Sunday, October 4, 2009

The ring that gives the status.


Today wasn't much of a nice day. I was at my lowest point today but tell me what's new. Though this time, it was a different kind of 'lowest point'. To start with, being 19 isn't much of a fun. Seeing all your friends, well correction, not all, but a segment of them settling down with their partners and all. It just gives you goosebump. Everyone's settled down. Well, almost everyone. Myself? Being single, it makes it a lot worse.

Mum made me go to Shiq's wedding. Effing pissed. Just why she made me do that? Not as if I'd be happy to see him and in his part, happy to see me. Instead, we exchanged fake smiles. Fuck. Then again, congrats to you on your wedding. Our history, doesn't affect me a bit. Really. And wow, he's married. He's barely 22.
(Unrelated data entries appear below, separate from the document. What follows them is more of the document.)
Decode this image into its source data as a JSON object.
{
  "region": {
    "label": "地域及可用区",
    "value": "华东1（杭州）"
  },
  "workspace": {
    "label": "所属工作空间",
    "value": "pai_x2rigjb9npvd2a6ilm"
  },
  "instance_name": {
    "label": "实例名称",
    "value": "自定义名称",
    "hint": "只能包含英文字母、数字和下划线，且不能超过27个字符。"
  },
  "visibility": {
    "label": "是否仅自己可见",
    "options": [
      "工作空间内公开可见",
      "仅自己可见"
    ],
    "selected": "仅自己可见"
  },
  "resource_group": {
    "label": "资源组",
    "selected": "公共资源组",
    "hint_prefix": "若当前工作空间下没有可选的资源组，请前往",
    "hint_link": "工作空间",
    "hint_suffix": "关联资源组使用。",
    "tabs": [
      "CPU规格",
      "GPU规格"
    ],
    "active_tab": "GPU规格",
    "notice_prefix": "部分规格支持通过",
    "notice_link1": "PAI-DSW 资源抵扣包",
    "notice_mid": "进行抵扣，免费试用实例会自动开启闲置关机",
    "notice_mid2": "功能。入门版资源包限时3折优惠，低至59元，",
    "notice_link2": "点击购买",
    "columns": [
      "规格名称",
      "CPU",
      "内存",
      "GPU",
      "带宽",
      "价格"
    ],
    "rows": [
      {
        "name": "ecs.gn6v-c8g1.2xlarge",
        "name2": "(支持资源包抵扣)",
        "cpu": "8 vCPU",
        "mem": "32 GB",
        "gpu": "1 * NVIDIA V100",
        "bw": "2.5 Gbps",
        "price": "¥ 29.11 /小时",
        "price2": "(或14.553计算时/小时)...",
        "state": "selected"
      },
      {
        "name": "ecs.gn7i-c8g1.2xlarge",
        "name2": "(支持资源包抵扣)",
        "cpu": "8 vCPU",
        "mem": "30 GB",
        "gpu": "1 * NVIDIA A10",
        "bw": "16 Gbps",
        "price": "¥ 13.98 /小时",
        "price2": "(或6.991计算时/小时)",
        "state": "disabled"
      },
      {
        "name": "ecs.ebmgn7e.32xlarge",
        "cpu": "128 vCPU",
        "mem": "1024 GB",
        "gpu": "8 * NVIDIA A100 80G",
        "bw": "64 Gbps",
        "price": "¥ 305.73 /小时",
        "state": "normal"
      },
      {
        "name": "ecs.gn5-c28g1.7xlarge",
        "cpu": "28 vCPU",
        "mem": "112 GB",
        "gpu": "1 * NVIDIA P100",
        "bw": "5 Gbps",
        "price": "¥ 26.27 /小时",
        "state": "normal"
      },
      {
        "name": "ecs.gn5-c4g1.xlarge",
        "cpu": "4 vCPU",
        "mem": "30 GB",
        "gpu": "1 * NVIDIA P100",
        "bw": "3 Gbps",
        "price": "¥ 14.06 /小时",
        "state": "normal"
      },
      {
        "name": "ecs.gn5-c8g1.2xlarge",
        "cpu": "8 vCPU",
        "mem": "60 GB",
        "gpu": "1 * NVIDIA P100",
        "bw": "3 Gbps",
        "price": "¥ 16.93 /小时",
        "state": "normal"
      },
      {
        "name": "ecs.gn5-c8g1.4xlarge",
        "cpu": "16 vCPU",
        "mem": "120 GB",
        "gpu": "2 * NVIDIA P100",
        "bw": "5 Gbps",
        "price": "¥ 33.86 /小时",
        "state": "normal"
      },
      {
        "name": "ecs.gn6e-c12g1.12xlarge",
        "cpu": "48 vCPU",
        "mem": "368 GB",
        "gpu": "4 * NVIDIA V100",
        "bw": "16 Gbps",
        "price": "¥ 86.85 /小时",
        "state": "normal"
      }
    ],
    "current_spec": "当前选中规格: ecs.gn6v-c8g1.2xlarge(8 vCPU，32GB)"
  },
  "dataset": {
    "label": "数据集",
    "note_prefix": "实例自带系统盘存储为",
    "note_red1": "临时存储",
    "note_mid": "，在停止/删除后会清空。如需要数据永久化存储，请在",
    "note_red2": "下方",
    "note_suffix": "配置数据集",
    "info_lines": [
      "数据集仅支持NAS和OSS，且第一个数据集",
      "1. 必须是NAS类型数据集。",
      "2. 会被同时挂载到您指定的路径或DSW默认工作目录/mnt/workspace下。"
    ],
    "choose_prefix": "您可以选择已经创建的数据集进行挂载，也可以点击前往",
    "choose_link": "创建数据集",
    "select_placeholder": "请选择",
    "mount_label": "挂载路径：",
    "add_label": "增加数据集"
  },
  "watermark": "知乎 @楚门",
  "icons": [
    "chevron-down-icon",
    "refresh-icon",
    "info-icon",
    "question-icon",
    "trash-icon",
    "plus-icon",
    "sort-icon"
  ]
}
And just as I thought everything was over, we headed to my cousin's engagement. Oh ya, she's freaking 20. I'm happy for her. Sad for myself. I'm 19 and who the hell I'm with? No one. Kudos to me.

Freaking finally, another friend of mine who turns 23 this year, yea she too. Getting engaged this October. Wait, tell me. Is this a trend or I'm already old for all this? And I still feel I'm 9.

See, everyone's settled down. With the right one. Myself? Tell me. It's pretty perfect to be single.

p.s. J, I still love you.

Saturday, October 3, 2009

I love you. But please, drop the hope.

Then he said,

"It's not about who you're attached to. It's about who you're really emotionally attached to."

H, you always know me inside out don't you?

Friday, October 2, 2009

Simplicity.

Yesterday night, I fought with the ex. I hate it when that happens but fuck, it always do. Anyways, I've got no fucking mood to even think of nice words for you to read.

I just don't get how humans play the game, I hate boys, and I hate girls kind of thing. Well, bottomline, we hate the opposite sex. Boys hate girls. Girls hate boys. What the fuck! So, why the fuck fall in love?!

Anyway, today I went tanning with the boyfriend. And then met up with the people. Yes, we is cool people. Ah fuck. I no mood. Bye.






Thursday, October 1, 2009

Light.

Because all I see now, is pure darkness.